Sadly, we look like we hate each other, too. I've blogged many times in the last year about the Traditional Church/Emerging Church war. That this war is left-brained versus right-brained should be obvious to anyone who is willing to stand back and look at the two sides objectively. The selling points of the Emerging Church are directly out of the right-brained handbook: community, arts, relationship, sensory experience, and mystery. Likewise, the Traditional Church's talking points have long been doctrine, knowledge, tradition, individuality, and certainty. Where the two sides cannot agree is that their strengths are both good! And the weaknesses on both sides are terrible—easily ignored by the afflicted side, too.

If the Church is to be all Christ desires of it, then we must take action to resolve this battle of the left and right hemispheres. One of the most memorable ads of the 20th century went like this:

    {While eating their favorite food, two people walking down the street collide.} "You've got chocolate in my peanut butter!" "And you've got peanut butter on my chocolate!" Two great tastes that taste great together…

Reese's Peanut Butter Cups, right? We all know that one. Many of us will agree that chocolate and peanut butter blend nicely for a taste that's more than the sum of its parts. I like peanut butter and I like chocolate—but I'm crazy about them together. When the Traditional Church and the Emerging Church fight, it's a little bit like "I love my peanut butter and hate your chocolate!" and "Oh yeah? Well I love my chocolate and hate your peanut butter!" Meanwhile, we're missing how well they go together when mixed properly. It's like that with our brains, too.

I got the idea for this series from the story of Jon Sarkin in Reader's Digest (January 2006). Sarkin, a chiropractor (left-brained), suffered brain damage after a botched surgery.
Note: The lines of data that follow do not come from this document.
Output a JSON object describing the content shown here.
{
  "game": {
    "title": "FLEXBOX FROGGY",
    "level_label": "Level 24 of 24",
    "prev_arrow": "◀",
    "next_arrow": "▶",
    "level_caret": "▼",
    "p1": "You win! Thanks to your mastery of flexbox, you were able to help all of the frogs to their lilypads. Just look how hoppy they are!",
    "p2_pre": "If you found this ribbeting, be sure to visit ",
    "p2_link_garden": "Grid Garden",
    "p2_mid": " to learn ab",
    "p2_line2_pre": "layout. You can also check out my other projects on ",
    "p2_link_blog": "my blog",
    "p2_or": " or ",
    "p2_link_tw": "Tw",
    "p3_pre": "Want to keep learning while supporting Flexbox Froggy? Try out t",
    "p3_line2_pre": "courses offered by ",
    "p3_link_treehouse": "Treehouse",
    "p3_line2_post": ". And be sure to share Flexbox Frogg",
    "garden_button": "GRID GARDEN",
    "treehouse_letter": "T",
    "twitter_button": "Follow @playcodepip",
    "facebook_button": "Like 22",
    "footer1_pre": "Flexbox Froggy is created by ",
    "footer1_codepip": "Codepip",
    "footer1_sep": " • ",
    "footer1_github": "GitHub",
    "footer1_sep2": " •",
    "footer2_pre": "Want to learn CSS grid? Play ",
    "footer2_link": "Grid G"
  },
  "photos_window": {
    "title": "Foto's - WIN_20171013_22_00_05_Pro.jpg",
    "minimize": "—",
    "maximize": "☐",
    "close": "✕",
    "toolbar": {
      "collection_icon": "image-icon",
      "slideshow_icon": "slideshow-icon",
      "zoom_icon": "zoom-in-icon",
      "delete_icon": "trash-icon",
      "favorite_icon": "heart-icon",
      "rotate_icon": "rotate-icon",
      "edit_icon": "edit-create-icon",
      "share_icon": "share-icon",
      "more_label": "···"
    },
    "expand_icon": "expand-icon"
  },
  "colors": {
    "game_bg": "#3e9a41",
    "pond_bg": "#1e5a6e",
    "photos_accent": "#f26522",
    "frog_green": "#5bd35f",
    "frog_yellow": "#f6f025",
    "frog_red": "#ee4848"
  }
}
Part of the left side of his brain was destroyed. What was unleashed in the aftermath of his trauma was a buried artistic skill that has since been featured in The New Yorker and snapped up by art collectors. Yet while he gained something post-surgery, he also lost something.

The Church is not meant to live like a stroke victim. We can't gain a skill at the expense of another. God made each of us with two hemispheres. I believe that Adam expressed himself well out of both sides of His brain. More to the point, the Second Adam, Jesus Christ most certainly did. Not only did He teach to both sides of the brain, but His chosen profession, carpentry, is expressed through the rigor of facts and the grace of creativity.

The corpus callosum is a band of nerves that connects the left and right hemispheres of the brain. If ever we needed someone to be that part of the Body of Christ, it's now. We need people who can bridge that gap and bring doctrine and beauty, facts and mystery, and community and individuality together. Those might sound completely incompatible, but to a bridge person, they're not. The Church's brave new brain must work completely out of both sides if we are to fully reach the world for Christ and live in the fullness of what Christ gives us.

With the world shifting toward the right hemisphere in the way it thinks, we better beef up that side of our own if we are to bring the whole Gospel to the whole Man. Even then, just being in our right, earthly minds is not enough. We need to incorporate the mind of Christ, a mind that goes beyond earthly thinking into the realm of faith, the invisible, and the impossible.

But that's a whole 'nother series.

Thanks for sticking with this one. Hopefully it challenged both sides of your brain!